If you are not skilled and good at loving the sinner while hating the sin, I doubt if you get out much, around sinners that is.

That’s it. That’s how it’s done. Because if I truly love someone, the mistakes they make that lead to their own pain will make me love them more, even while hating the thing that brings them pain. But if this person is some far off stranger, someone I don’t know and don’t care to get to know, then fear will drive me to hate not only what’s killing them. I’ll start hating them as well.

That’s what fear does.

* * * * *

Another piece of the puzzle, offered in the comments by my friend Maria:

If we are willing to be known by others, faults and all, it is a little easier to love. If we are willing to accept the nonsensical love that God offers, it is easier to love. Let’s be real. We are all a complete mess, entirely hopeless. Then God intervenes and we have all of this acceptance, forgiveness, redemption, possibility. It is amazing. It is truly beyond comprehension and surely beyond words. From this place of acknowledging mercy, we can begin.

That’s where I want to start.

* * * * *

Other similar posts include:

Things the Church Should Stop Saying
The Opposite of Love is not Hate
Words the Church Should Stop Using: Sin

5 Replies to “Things the Church Should Stop Saying (Part 2)”

  1. You know where I think this phrase is tripping you up?
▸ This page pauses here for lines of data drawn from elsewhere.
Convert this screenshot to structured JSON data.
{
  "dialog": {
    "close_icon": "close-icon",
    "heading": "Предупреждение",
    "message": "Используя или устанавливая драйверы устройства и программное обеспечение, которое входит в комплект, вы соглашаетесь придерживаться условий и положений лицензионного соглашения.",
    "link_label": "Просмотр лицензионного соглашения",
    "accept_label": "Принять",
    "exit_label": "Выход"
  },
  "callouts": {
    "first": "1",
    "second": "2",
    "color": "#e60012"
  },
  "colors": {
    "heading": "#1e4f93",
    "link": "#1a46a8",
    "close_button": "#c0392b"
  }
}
There is a distinction that gets made between “sins” we cannot help because of our “nature” like pride and that we can accept in anyone, and “sins” that we judge as conscious choices, like homosexuality, that make this phrase unlikely. Further, the word and understanding of “sin” is also clouding this. Is sin our nature or is sin a behavior? We have oversimplified sin to be behavioral actions instead of having a nature that leaves us unable to live life in healthy and full ways without God.

    Why are we even afraid to love someone who consciously “sins” according to our own personal lexicon? And you are right, because we do not know them. Why do Christians get so angry at sinning behaviors if they know deep down that they are sinful every day of their lives due to their nature? This is something Christians need to stop doing – projecting their own shame around their own sin onto the world of unbelievers.
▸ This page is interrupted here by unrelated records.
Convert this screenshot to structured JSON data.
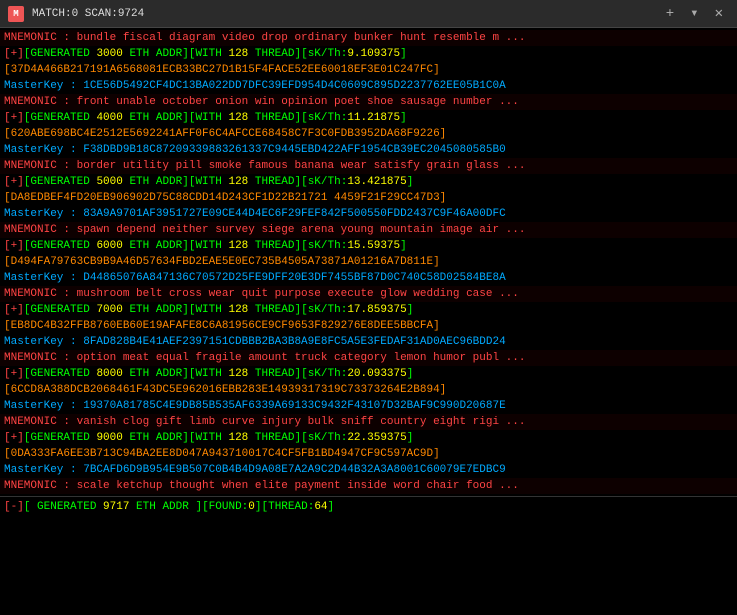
{
  "titlebar": {
    "icon": "M",
    "title": "MATCH:0 SCAN:9724",
    "plus_label": "+",
    "arrow_label": "▾",
    "close_label": "✕"
  },
  "lines": [
    {
      "type": "mnemonic",
      "text": "MNEMONIC : bundle fiscal diagram video drop ordinary bunker hunt resemble m ..."
    },
    {
      "type": "generated",
      "text": "[+][GENERATED 3000 ETH ADDR][WITH 128 THREAD][sK/Th:9.109375]"
    },
    {
      "type": "addr",
      "text": "[37D4A466B217191A6568081ECB33BC27D1B15F4FACE52EE60018EF3E01C247FC]"
    },
    {
      "type": "masterkey",
      "text": "MasterKey : 1CE56D5492CF4DC13BA022DD7DFC39EFD954D4C0609C895D2237762EE05B1C0A"
    },
    {
      "type": "mnemonic",
      "text": "MNEMONIC : front unable october onion win opinion poet shoe sausage number ..."
    },
    {
      "type": "generated",
      "text": "[+][GENERATED 4000 ETH ADDR][WITH 128 THREAD][sK/Th:11.21875]"
    },
    {
      "type": "addr",
      "text": "[620ABE698BC4E2512E5692241AFF0F6C4AFCCE68458C7F3C0FDB3952DA68F9226]"
    },
    {
      "type": "masterkey",
      "text": "MasterKey : F38DBD9B18C87209339883261337C9445EBD422AFF1954CB39EC2045080585B0"
    },
    {
      "type": "mnemonic",
      "text": "MNEMONIC : border utility pill smoke famous banana wear satisfy grain glass ..."
    },
    {
      "type": "generated",
      "text": "[+][GENERATED 5000 ETH ADDR][WITH 128 THREAD][sK/Th:13.421875]"
    },
    {
      "type": "addr",
      "text": "[DA8EDBEF4FD20EB906902D75C88CDD14D243CF1D22B21721 4459F21F29CC47D3]"
    },
    {
      "type": "masterkey",
      "text": "MasterKey : 83A9A9701AF3951727E09CE44D4EC6F29FEF842F500550FDD2437C9F46A00DFC"
    },
    {
      "type": "mnemonic",
      "text": "MNEMONIC : spawn depend neither survey siege arena young mountain image air ..."
    },
    {
      "type": "generated",
      "text": "[+][GENERATED 6000 ETH ADDR][WITH 128 THREAD][sK/Th:15.59375]"
    },
    {
      "type": "addr",
      "text": "[D494FA79763CB9B9A46D57634FBD2EAE5E0EC735B4505A73871A01216A7D811E]"
    },
    {
      "type": "masterkey",
      "text": "MasterKey : D44865076A847136C70572D25FE9DFF20E3DF7455BF87D0C740C58D02584BE8A"
    },
    {
      "type": "mnemonic",
      "text": "MNEMONIC : mushroom belt cross wear quit purpose execute glow wedding case ..."
    },
    {
      "type": "generated",
      "text": "[+][GENERATED 7000 ETH ADDR][WITH 128 THREAD][sK/Th:17.859375]"
    },
    {
      "type": "addr",
      "text": "[EB8DC4B32FFB8760EB60E19AFAFE8C6A81956CE9CF9653F829276E8DEE5BBCFA]"
    },
    {
      "type": "masterkey",
      "text": "MasterKey : 8FAD828B4E41AEF2397151CDBBB2BA3B8A9E8FC5A5E3FEDAF31AD0AEC96BDD24"
    },
    {
      "type": "mnemonic",
      "text": "MNEMONIC : option meat equal fragile amount truck category lemon humor publ ..."
    },
    {
      "type": "generated",
      "text": "[+][GENERATED 8000 ETH ADDR][WITH 128 THREAD][sK/Th:20.093375]"
    },
    {
      "type": "addr",
      "text": "[6CCD8A388DCB2068461F43DC5E962016EBB283E14939317319C73373264E2B894]"
    },
    {
      "type": "masterkey",
      "text": "MasterKey : 19370A81785C4E9DB85B535AF6339A69133C9432F43107D32BAF9C990D20687E"
    },
    {
      "type": "mnemonic",
      "text": "MNEMONIC : vanish clog gift limb curve injury bulk sniff country eight rigi ..."
    },
    {
      "type": "generated",
      "text": "[+][GENERATED 9000 ETH ADDR][WITH 128 THREAD][sK/Th:22.359375]"
    },
    {
      "type": "addr",
      "text": "[0DA333FA6EE3B713C94BA2EE8D047A943710017C4CF5FB1BD4947CF9C597AC9D]"
    },
    {
      "type": "masterkey",
      "text": "MasterKey : 7BCAFD6D9B954E9B507C0B4B4D9A08E7A2A9C2D44B32A3A8001C60079E7EDBC9"
    },
    {
      "type": "mnemonic",
      "text": "MNEMONIC : scale ketchup thought when elite payment inside word chair food ..."
    },
    {
      "type": "status",
      "text": "[-][ GENERATED 9717 ETH ADDR ][FOUND:0][THREAD:64]"
    }
  ]
}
    1. “projecting their own shame around their own sin onto the world of unbelievers”

      That may just get at the heart of it. It is easier to live in denial about our sinfulness and project shame outward than it is to bravely acknowledge our utter hopelessness without Grace. That is surely true in my own life. That is very humbling. Well put, Jason.
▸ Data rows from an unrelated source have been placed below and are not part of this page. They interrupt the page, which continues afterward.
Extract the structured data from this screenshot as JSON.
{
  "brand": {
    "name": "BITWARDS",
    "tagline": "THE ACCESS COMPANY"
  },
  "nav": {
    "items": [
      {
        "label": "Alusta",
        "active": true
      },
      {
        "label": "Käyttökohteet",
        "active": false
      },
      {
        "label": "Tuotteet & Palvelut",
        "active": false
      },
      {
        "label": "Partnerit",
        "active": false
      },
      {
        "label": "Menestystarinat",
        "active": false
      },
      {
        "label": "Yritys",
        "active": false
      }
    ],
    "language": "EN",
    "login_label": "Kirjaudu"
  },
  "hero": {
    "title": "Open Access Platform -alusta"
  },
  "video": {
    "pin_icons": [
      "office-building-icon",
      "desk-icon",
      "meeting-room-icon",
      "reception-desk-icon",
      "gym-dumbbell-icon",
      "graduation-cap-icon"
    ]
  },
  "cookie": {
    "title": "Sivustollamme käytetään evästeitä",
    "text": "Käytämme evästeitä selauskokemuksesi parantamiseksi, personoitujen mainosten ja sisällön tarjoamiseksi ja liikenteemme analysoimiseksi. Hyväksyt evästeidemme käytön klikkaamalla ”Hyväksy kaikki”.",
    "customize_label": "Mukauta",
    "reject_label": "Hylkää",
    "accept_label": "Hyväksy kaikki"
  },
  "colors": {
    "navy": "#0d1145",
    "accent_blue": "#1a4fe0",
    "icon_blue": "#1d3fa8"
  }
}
  2. There is a distinction that gets made between “sins” we cannot help because of our “nature” like pride and that we can accept in anyone, and “sins” that we judge as conscious choices, like homosexuality,

    I never thought I would see “the assurance of things hoped for, the conviction of things not seen” as a double-edge sword that could serve as a cover for our own longings. Your comment reveals how very wrong I was.

    -3D

      1. That even our most passionately held beliefs (our assurances of things hoped for) may just reflect what we personally want to be true. Basically, we’re talking about the problem raised in Matthew 23:28.